Ø        Les moyens conventionnels des semenciers sont aussi forts en France qu’aux EUA et la directive 98/44/CE, quand elle sera transposée en France, donnera probablement les mêmes moyens pénaux qu’aux EUA où tous les moyens de preuve sont acceptés : détectives qui prélèvent une partie de la récolte pour examen, numéro de téléphone de délation, … Qui plus est, la possibilité de stériliser en seconde génération les semences biotechnologiques accroîtra la dépendance des agriculteurs envers les sociétés semencières. De tels brevets, appelés Terminator, sont la propriété de toutes les grandes entreprises de biotechnologie agricole.

Ø        Le Conseil municipal a été sensible à ces risques qui, bien que globaux, toucheraient, à terme, aussi les administrés. Un porte-parole d’une entreprise de biotechnologie commentait le rachat d’une société semencière[18] : « Ce que vous voyez n’est pas seulement la consolidation d’une entreprise. C’est la consolidation de la chaîne alimentaire globale »

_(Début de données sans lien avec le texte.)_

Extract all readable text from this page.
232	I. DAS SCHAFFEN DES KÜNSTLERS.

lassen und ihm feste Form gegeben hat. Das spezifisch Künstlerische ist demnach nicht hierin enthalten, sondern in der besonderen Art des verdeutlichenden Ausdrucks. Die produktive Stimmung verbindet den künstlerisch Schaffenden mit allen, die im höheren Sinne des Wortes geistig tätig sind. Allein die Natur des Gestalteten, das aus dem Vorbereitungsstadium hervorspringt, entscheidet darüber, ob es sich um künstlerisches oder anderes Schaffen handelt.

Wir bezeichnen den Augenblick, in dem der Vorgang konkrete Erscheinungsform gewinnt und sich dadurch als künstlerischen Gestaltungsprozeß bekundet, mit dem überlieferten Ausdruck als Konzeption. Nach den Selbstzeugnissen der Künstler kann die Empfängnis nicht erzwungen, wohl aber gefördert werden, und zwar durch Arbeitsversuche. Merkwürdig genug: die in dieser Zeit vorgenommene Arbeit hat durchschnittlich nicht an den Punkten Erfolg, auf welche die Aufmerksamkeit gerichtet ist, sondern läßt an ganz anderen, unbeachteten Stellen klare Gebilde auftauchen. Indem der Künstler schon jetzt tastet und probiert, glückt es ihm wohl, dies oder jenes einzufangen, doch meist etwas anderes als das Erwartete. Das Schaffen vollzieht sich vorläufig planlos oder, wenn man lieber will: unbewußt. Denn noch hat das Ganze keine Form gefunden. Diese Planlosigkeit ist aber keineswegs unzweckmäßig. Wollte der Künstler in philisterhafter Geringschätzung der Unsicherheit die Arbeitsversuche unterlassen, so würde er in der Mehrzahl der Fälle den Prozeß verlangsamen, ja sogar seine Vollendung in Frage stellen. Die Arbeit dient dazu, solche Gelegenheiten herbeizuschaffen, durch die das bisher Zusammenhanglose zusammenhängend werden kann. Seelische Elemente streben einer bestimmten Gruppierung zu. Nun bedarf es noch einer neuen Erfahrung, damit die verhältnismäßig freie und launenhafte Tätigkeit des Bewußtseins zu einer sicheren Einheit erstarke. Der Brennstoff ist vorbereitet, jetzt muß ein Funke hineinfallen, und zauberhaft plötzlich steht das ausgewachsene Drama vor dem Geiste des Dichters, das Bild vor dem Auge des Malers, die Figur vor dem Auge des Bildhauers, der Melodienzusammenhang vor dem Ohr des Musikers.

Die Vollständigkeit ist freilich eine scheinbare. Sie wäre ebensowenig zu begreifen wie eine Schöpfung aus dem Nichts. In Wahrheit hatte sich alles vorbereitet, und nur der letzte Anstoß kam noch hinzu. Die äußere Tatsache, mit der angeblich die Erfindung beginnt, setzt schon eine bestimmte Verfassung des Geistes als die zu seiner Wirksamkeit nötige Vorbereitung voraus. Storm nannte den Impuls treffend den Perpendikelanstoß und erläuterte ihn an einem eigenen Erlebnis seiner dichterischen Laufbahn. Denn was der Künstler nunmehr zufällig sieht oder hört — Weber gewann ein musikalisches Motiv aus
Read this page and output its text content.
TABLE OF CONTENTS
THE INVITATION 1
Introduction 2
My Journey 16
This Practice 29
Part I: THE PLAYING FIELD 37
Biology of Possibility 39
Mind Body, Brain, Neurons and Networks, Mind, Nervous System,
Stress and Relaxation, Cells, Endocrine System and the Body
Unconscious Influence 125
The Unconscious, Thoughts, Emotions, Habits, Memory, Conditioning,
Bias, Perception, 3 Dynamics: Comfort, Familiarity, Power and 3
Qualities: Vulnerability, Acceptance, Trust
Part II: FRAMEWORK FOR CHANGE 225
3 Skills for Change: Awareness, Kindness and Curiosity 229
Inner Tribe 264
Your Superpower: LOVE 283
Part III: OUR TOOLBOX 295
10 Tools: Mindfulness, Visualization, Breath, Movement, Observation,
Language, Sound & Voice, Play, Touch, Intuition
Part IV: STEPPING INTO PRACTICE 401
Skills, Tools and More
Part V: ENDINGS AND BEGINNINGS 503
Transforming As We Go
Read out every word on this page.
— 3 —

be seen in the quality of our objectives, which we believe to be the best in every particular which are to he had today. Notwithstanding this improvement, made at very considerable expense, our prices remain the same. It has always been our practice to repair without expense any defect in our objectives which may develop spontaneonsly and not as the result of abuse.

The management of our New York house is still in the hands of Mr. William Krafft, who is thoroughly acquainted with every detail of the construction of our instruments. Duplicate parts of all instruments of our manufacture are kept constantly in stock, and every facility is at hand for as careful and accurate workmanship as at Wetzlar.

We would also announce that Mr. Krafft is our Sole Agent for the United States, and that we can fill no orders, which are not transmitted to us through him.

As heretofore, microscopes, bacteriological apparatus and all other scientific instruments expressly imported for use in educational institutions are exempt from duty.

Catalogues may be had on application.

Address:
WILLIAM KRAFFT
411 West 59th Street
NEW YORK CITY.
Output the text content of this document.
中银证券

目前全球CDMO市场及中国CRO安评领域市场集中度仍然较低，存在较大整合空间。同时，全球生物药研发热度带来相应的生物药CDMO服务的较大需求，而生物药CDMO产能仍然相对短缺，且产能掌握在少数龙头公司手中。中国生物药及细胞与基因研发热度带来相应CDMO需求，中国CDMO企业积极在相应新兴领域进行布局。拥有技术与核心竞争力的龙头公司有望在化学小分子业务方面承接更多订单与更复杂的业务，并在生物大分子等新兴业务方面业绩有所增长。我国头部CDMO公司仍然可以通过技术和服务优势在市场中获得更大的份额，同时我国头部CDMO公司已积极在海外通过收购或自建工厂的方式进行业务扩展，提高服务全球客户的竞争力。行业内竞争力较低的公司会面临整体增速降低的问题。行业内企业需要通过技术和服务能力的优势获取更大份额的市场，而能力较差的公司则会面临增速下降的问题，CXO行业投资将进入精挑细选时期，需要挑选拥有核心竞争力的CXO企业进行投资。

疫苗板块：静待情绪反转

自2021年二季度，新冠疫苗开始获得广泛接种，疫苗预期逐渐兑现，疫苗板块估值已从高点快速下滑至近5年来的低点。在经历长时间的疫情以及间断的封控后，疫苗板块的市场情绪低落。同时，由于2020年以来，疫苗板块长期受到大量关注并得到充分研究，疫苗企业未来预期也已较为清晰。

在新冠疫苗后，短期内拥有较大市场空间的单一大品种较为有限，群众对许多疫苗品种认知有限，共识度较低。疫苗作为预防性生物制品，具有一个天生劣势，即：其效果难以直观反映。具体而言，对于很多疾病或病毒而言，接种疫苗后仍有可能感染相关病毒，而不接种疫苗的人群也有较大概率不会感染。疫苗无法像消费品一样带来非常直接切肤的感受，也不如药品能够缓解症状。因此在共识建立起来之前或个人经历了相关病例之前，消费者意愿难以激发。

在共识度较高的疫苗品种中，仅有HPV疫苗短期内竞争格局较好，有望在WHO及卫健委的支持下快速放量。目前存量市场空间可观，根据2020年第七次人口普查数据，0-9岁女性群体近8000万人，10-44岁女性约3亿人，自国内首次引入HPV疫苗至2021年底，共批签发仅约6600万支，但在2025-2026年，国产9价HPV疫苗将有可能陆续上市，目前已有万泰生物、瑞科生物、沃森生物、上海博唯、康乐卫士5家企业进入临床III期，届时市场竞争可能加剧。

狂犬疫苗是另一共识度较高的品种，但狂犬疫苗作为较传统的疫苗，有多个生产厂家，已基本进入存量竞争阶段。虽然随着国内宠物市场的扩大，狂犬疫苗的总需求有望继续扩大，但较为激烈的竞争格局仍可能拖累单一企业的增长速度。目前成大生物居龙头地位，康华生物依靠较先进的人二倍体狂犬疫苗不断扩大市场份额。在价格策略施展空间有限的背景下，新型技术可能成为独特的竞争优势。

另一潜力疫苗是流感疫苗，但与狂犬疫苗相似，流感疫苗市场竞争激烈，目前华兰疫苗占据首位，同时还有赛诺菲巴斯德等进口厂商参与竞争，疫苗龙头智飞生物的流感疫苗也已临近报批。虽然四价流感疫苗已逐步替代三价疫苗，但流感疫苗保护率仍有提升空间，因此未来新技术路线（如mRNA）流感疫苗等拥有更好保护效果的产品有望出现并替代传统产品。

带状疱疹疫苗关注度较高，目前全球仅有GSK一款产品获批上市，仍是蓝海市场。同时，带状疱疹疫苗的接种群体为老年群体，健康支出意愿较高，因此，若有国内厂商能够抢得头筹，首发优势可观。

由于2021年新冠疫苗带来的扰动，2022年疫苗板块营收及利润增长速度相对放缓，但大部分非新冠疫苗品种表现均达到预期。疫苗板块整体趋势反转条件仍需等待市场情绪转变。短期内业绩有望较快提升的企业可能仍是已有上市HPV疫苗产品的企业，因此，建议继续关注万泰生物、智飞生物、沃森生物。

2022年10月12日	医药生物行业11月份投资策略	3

3.5 - Risques potentiels sur la chaîne alimentaire et la santé

Bien que cet enjeu soit un peu étudié, force est de reconnaître que c’est essentiellement l’incertitude qui prévaut. La commune, après débat au Conseil Municipal, lequel représente les administrés, a souhaité déduire de cette incertitude que personne ne discute, qu’il fallait prendre un arrêté présentement justifié.

3.5.1) Aspects locaux

Ø        l’ingestion de pesticide par le consommateur serait nettement plus forte si les plantes génétiquement modifiées devaient se répandre, tant elles en sont imprégnées. Leurs molécules cumulent des effets allergisants, neurotoxiques, cancérigènes, mutagènes et hormonaux en altérant la fertilité des mâles.

Ø        Le maïs Starlink produit par Aventis, aux Etats-Unis pour le bétail, donc interdit à la consommation humaine, a été retrouvé dans des chips et des corn-flakes des consommateurs américains, ainsi que dans les gâteaux de la marque Homemade Baking vendus au Japon qui auraient créé des allergies. Aventis a été contrainte de reconnaître que la protéine continuerait encore longtemps à se diffuser dans l’alimentation.

Ø        Le premier février 2002, l’Agence Française de Sécurité Sanitaire et des Aliments (AFSSA) a rendu un rapport sur « l'évaluation des risques relatifs à la consommation de produits alimentaires composés ou issus d'organismes génétiquement modifiés ». Dans ce rapport, l’AFSSA observe que seuls des essais de toxicité aiguë sont exigés par la réglementation, alors que « seules de telles études [de toxicité chronique et non seulement aiguë] permettraient de révéler des effets potentiels d'une exposition prolongée sur les systèmes vitaux, notamment immunitaires, hormonaux et reproducteurs ». Elle regrette que de telles études n’aient pas été faites. Plus loin, l’AFSSA explique qu’il « est également important de souligner que ces études ne peuvent apporter de garanties définitives sur une innocuité totale ». Ces propos n’ont pas été de nature à rassurer les membres du Conseil Municipal.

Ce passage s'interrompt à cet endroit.